Comareg > Comareg, le pôle de presse gratuite du groupe Hersant Médias, a été placé en liquidation judiciaire. Ce groupe, éditeur notamment du journal « Paru ven­du » (227 millions d’euros de chiffre d’affaires en 2010, contre 290 en 2005) et du mensuel « Les nouvelles de l’immobilier », avait été ac­quis par Hersant Médias pour 120 millions d’euros en 2002. Mais il était devenu trop coûteux : malgré un investissement de 53 millions d’euros depuis 2008, Comareg a réalisé 31 millions d’euros de pertes en 2009 et encore 13 mil­lions d’euros en 2010. Il emploie 1 650 salariés.

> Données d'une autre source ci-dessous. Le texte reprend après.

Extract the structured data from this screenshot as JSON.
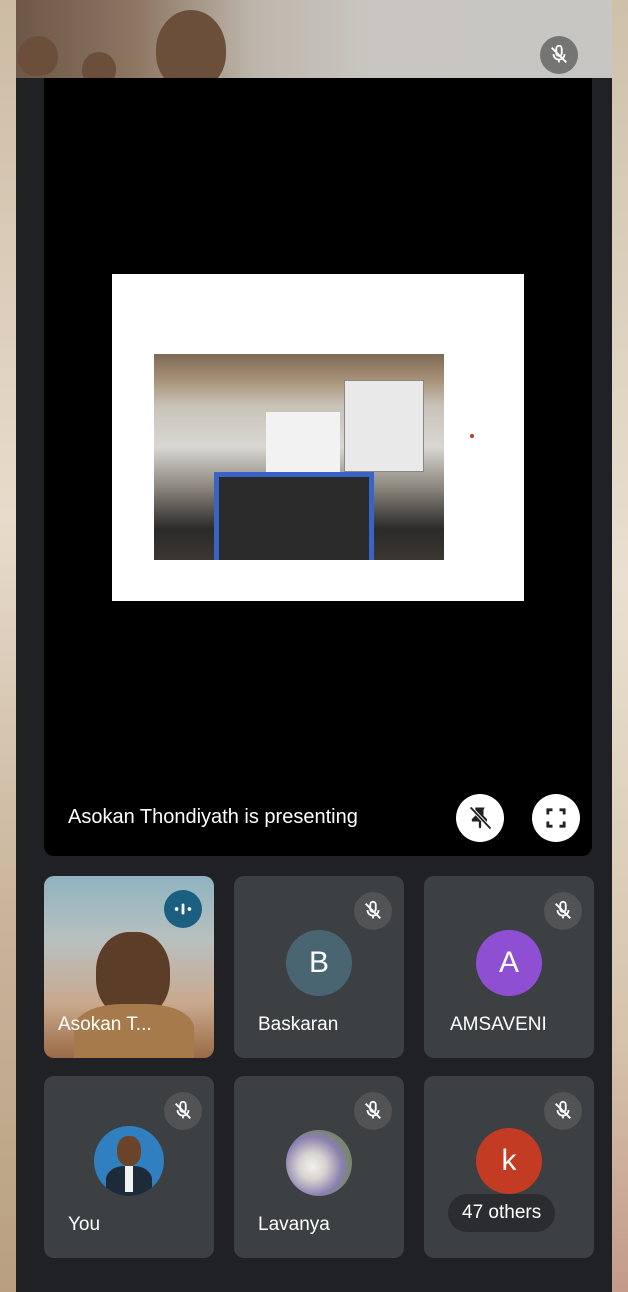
{
  "presentation": {
    "presenting_label": "Asokan Thondiyath is presenting"
  },
  "participants": [
    {
      "name": "Asokan T...",
      "type": "video",
      "speaking": true
    },
    {
      "name": "Baskaran",
      "avatar_letter": "B",
      "avatar_color": "#4a6572",
      "muted": true
    },
    {
      "name": "AMSAVENI",
      "avatar_letter": "A",
      "avatar_color": "#8e4fd3",
      "muted": true
    },
    {
      "name": "You",
      "type": "photo",
      "muted": true
    },
    {
      "name": "Lavanya",
      "type": "photo",
      "muted": true
    },
    {
      "name": "",
      "avatar_letter": "k",
      "avatar_color": "#c23b22",
      "muted": true,
      "others_label": "47 others"
    }
  ],
  "icons": {
    "top_tile": "mic-off-icon",
    "stop_presenting": "unpin-icon",
    "fullscreen": "fullscreen-icon",
    "speaking": "audio-wave-icon"
  },
  "colors": {
    "meeting_bg": "#202124",
    "tile_bg": "#3c4043",
    "speaking_badge": "#1a5f80"
  }
}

Lagardère > La vente de son pôle « presse internationale » au groupe américain Hearst (déjà propriétaire de « Cosmopolitan » ou de Har­per’s Bazaar et réalisant, avant cette acquisition, 4 milliards de dollars de chiffre d’affaires) a rapporté 651 millions d’euros au groupe français de médias Lagardère Active. Cette vente concernait 102 titres répartis dans 15 pays, parmi lesquels, en particulier, les 15 déclinaisons internationales du magazine féminin « Elle ».